Balapan tahun 1958 diingat karena SportivitasStirling Moss. Moss membela teman sebangsanya (dan lawan gelar Juara Dunia) Mike Hawthorn, yang menabrak para steward (dan lalu lintas yang datang) saat keluar jalur. Moss meyakinkan para steward agar tidak mendiskualifikasi Hawthorn, mempertahankan posisi keduanya, dan 6 poin untuk Hawthorn, yang nantinya akan memenangkan kejuaraan pembalap dunia dengan hanya selisih 1 poin dengan Moss.
Balapan 1960 merupakan perlombaan "membosankan", karena hanya ada empat mobil melewati garis finis tak lebih dari 5 lap dari pemenang balapan, Jack Brabham. kecelakaan dan masalah mekanis memaksa John Surtees, Phil Hill, Graham Hill dan yang lainnya mengakhiri balapan.

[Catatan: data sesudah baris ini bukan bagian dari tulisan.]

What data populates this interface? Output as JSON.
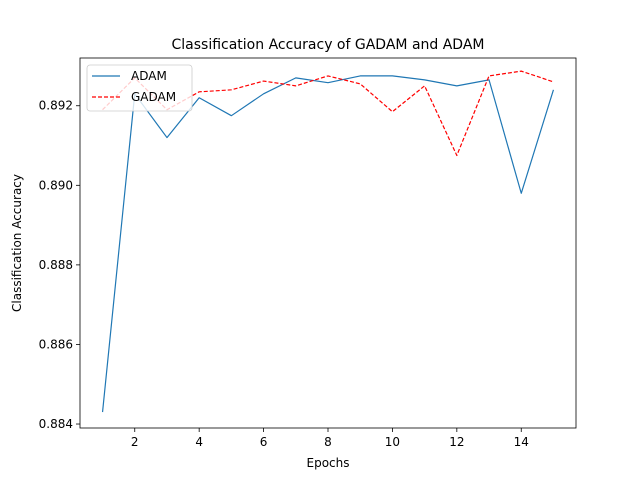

Sirkuit ini dihidupkan kembali di tahun 2005, dan dipendekkan dari layout aslinya, sekarang hanya sepanjang 4.8km.[1] Selain perlombaan Boavista Historic Grand Prix, ada juga balapan untuk model mobil yang lebih baru. di 2007, 2009, 2011 dan 2013, trek ini menggelar FIA WTCC Race of Portugal, sebuah perlombaan yang mencakup International Formula Master dan kompetisi-kompetisi nasional Portugal.